You are viewing a plain text version of this content. The canonical link for it is here.
Posted to commits@spark.apache.org by do...@apache.org on 2019/05/28 03:22:20 UTC
[spark] branch branch-2.4 updated: [SPARK-27858][SQL] Fix for avro deserialization on union types with multiple non-null types

This is an automated email from the ASF dual-hosted git repository.

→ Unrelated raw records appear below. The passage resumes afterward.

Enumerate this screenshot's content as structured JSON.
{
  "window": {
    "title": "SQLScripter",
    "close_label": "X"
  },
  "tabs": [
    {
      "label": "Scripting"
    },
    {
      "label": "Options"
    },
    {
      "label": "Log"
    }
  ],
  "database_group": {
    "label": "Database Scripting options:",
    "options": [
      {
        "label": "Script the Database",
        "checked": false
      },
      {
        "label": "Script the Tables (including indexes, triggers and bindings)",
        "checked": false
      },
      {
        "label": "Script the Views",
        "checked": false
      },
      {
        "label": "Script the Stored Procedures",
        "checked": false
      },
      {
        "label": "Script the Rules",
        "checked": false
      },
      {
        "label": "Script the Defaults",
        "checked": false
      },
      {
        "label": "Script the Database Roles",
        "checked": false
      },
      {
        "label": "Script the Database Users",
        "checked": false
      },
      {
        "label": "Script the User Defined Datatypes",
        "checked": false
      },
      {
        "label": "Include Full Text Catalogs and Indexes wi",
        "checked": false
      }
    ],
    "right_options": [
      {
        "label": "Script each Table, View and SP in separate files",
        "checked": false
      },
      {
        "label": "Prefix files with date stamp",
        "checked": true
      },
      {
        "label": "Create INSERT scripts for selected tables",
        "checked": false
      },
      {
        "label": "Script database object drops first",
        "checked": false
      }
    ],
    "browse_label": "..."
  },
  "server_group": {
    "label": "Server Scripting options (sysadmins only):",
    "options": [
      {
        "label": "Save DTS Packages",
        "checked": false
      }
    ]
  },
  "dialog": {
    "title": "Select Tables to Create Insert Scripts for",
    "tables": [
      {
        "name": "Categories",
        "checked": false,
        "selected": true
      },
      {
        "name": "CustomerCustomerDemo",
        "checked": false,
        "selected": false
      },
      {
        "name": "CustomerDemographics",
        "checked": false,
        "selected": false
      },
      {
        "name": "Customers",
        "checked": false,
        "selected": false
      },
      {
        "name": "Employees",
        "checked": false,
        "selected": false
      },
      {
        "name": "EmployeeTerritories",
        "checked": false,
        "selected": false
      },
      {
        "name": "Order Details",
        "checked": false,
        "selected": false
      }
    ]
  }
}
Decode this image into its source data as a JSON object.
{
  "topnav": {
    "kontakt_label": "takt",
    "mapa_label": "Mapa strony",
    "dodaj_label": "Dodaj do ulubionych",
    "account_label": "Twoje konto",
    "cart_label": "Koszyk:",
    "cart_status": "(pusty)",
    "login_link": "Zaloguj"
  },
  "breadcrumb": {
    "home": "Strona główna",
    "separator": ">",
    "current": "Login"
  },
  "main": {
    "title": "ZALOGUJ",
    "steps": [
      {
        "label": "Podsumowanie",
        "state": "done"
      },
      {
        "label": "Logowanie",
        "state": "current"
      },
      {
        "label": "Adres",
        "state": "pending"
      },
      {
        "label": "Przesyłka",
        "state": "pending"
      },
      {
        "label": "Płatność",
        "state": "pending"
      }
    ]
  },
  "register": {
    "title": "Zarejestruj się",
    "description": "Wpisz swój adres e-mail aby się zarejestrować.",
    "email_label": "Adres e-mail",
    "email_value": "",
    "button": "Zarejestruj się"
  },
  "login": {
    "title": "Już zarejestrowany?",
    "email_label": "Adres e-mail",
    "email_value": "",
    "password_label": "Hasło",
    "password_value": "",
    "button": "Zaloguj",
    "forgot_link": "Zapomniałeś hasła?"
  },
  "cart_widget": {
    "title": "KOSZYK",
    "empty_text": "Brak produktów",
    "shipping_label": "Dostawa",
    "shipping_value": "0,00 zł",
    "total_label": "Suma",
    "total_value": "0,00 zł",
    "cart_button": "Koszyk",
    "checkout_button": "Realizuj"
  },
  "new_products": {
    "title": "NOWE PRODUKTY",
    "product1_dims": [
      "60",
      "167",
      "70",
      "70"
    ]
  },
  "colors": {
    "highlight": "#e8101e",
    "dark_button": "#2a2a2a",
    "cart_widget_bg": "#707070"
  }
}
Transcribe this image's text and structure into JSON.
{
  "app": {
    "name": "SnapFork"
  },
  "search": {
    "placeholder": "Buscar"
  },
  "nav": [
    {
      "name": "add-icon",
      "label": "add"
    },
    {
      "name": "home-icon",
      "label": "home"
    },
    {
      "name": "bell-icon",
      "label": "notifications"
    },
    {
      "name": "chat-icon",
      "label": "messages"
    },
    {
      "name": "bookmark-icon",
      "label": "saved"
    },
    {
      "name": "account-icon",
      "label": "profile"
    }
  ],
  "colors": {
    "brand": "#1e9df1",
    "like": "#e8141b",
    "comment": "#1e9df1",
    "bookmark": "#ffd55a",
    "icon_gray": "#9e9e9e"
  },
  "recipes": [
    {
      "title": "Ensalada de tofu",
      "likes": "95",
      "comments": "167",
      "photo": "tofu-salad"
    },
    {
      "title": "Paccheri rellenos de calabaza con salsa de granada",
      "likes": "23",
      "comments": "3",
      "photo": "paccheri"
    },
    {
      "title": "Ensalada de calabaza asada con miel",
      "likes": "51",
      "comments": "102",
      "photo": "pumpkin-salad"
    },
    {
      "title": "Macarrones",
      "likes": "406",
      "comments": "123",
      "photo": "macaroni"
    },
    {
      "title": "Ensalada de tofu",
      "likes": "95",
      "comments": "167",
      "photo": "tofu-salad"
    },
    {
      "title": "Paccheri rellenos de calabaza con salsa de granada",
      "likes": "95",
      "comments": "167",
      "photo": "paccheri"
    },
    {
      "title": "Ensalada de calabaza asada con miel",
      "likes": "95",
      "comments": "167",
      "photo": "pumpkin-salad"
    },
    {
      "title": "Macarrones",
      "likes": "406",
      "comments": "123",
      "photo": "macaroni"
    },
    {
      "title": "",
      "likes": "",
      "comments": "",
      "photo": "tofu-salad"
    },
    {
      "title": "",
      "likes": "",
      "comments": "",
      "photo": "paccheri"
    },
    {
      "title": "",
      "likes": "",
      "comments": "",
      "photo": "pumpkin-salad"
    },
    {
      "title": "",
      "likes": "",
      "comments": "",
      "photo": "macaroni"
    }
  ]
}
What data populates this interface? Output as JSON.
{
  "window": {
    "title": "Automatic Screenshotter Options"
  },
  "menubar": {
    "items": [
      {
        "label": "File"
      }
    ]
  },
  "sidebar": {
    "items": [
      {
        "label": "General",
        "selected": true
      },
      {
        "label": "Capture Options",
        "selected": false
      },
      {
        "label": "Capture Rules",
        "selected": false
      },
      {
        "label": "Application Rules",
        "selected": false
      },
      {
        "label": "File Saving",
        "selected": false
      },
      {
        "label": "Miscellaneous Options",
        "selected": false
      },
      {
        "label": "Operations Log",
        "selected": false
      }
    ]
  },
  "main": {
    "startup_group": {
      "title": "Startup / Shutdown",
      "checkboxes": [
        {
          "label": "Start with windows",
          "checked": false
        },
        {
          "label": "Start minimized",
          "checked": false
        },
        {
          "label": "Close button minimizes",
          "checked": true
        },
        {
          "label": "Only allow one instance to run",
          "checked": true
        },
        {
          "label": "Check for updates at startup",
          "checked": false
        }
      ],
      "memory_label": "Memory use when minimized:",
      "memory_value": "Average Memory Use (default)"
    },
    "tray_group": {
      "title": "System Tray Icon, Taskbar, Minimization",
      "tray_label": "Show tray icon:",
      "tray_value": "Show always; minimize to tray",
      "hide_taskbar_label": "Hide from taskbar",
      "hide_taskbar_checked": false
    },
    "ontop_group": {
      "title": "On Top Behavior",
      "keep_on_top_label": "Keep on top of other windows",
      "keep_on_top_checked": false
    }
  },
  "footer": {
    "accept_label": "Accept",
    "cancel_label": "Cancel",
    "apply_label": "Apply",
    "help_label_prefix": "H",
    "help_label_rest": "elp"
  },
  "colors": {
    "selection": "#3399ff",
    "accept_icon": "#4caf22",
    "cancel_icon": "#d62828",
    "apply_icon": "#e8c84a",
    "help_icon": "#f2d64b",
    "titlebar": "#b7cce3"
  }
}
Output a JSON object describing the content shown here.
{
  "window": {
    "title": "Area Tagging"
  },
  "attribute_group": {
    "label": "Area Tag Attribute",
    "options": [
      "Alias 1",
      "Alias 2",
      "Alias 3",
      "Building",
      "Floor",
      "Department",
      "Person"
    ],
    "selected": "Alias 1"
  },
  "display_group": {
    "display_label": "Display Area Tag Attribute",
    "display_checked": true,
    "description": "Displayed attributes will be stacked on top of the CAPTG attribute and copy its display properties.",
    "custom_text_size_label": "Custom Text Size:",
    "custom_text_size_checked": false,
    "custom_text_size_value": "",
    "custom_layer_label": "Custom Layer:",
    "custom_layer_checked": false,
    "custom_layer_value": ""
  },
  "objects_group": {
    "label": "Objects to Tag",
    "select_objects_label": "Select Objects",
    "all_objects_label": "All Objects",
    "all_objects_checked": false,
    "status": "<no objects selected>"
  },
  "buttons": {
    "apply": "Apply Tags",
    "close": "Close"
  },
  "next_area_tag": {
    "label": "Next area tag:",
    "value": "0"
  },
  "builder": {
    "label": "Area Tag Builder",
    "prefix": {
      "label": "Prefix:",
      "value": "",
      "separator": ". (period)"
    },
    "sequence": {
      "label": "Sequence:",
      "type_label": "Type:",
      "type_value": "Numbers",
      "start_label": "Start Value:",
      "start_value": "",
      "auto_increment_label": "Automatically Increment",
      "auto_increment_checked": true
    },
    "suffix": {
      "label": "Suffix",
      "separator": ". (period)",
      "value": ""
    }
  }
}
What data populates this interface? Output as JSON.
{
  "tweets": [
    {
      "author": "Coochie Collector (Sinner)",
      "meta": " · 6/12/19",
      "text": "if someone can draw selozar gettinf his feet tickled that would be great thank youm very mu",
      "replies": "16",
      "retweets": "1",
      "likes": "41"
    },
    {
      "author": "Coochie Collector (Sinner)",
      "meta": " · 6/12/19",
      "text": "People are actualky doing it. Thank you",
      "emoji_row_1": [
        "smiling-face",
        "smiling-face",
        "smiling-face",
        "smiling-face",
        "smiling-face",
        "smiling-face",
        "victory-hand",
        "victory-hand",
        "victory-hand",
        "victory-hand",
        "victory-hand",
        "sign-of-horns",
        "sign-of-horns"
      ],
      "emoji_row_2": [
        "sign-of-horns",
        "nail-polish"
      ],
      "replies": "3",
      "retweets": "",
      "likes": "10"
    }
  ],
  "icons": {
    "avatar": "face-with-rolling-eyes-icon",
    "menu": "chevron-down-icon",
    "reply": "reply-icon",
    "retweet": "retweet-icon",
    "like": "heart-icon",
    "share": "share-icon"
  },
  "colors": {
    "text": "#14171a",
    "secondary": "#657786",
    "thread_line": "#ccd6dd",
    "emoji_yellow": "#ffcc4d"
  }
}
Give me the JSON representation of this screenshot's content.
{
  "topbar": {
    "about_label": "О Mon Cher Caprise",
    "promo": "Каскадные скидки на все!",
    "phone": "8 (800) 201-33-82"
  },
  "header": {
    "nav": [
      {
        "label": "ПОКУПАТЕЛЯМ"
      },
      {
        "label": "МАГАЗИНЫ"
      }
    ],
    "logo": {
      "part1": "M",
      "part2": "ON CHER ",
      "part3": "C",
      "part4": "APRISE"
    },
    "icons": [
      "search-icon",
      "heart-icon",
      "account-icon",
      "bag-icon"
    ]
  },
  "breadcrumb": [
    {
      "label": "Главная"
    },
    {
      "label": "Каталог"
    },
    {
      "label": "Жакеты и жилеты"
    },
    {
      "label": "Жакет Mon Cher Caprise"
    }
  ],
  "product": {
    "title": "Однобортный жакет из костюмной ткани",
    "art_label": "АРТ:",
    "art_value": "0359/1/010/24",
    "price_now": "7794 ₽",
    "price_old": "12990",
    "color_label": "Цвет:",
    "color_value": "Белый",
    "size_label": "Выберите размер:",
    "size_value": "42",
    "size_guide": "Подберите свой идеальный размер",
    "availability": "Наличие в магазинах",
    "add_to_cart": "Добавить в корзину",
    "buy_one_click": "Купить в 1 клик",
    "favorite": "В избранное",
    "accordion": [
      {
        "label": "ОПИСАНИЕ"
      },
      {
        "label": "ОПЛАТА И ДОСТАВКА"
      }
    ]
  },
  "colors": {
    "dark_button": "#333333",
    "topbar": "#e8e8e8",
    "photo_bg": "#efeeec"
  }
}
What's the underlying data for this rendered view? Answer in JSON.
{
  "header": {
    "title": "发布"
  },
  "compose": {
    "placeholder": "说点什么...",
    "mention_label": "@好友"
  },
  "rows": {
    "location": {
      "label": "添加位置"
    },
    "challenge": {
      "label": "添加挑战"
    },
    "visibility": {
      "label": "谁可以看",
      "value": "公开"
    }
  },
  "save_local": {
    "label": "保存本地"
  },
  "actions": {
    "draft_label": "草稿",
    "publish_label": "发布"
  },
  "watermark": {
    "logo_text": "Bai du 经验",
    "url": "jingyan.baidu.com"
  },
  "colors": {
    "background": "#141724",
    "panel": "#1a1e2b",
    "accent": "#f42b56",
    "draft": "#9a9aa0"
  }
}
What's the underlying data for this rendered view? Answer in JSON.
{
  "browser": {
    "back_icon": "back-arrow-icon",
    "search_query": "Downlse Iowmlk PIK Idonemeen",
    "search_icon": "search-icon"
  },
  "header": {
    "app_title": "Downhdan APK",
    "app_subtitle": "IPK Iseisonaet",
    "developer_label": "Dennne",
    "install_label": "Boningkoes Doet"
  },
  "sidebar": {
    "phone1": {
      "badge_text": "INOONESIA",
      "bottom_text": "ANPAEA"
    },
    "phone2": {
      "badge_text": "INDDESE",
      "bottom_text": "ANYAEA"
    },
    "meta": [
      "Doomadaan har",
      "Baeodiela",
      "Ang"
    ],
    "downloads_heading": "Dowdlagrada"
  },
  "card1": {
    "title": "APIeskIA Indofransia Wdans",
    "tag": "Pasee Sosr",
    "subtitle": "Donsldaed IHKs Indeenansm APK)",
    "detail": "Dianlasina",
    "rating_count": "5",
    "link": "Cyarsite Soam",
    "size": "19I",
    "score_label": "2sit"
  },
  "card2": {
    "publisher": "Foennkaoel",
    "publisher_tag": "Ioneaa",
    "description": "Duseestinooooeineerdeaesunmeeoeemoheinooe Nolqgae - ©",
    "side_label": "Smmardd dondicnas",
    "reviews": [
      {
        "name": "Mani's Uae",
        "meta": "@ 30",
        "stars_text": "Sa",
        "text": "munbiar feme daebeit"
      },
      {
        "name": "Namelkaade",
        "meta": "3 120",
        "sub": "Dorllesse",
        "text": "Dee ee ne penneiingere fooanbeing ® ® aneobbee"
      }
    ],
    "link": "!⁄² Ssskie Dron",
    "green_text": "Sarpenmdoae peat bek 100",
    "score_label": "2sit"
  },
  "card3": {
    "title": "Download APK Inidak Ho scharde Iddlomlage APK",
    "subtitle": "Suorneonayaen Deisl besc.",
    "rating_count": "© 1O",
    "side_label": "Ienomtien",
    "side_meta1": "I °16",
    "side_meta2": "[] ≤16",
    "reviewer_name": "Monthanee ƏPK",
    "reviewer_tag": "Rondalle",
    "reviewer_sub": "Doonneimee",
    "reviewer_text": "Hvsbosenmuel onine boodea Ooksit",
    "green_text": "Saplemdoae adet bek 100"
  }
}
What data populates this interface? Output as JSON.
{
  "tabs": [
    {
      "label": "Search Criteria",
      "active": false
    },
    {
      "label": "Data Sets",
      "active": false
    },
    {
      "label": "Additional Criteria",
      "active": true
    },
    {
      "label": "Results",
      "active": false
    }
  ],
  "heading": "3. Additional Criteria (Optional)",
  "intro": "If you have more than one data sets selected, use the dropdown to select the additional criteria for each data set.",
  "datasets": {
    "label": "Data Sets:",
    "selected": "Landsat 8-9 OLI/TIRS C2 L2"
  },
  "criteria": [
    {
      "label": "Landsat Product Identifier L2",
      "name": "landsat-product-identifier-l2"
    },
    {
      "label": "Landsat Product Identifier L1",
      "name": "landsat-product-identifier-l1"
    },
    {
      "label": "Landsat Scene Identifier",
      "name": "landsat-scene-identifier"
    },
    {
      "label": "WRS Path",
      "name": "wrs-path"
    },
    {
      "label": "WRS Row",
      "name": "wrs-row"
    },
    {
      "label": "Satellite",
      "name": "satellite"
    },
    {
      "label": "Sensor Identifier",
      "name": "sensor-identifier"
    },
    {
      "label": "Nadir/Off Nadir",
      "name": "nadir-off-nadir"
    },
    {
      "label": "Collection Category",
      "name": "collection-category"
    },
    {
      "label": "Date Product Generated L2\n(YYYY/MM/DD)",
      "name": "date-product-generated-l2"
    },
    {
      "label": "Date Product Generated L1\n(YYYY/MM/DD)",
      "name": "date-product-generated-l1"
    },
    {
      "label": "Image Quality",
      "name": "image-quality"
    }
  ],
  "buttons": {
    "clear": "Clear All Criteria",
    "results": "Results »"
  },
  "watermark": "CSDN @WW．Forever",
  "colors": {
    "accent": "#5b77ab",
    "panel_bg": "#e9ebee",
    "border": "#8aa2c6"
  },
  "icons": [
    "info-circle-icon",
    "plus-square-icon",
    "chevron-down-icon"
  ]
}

dongjoon pushed a commit to branch branch-2.4
in repository https://gitbox.apache.org/repos/asf/spark.git


The following commit(s) were added to refs/heads/branch-2.4 by this push:
     new 0d9be28  [SPARK-27858][SQL] Fix for avro deserialization on union types with multiple non-null types
0d9be28 is described below

commit 0d9be280dee75e555cf847ba043082633a0065e1
Author: Gabbi Merz <gm...@palantir.com>
AuthorDate: Mon May 27 20:09:23 2019 -0700

    [SPARK-27858][SQL] Fix for avro deserialization on union types with multiple non-null types
    
    ## What changes were proposed in this pull request?
    
    This PR aims to fix an issue on a union avro type with more than one non-null value (for instance `["string", "null", "int"]`) whose the deserialization to a DataFrame would throw a `java.lang.ArrayIndexOutOfBoundsException`. The issue was that the `fieldWriter` relied on the index from the avro schema before nulls were filtered out.
    
    ## How was this patch tested?
    
    A test for the case of multiple non-null values was added and the tests were run using sbt by running `testOnly org.apache.spark.sql.avro.AvroSuite`
    
    Closes #24722 from gcmerz/master.
    
    Authored-by: Gabbi Merz <gm...@palantir.com>
    Signed-off-by: Dongjoon Hyun <dh...@apple.com>
    (cherry picked from commit 29e154b2f12058c59eaa411989ead833119f165f)
    Signed-off-by: Dongjoon Hyun <dh...@apple.com>
---
 .../apache/spark/sql/avro/AvroDeserializer.scala   |  3 ++-
 .../org/apache/spark/sql/avro/AvroSuite.scala      | 26 ++++++++++++++++++++++
 2 files changed, 28 insertions(+), 1 deletion(-)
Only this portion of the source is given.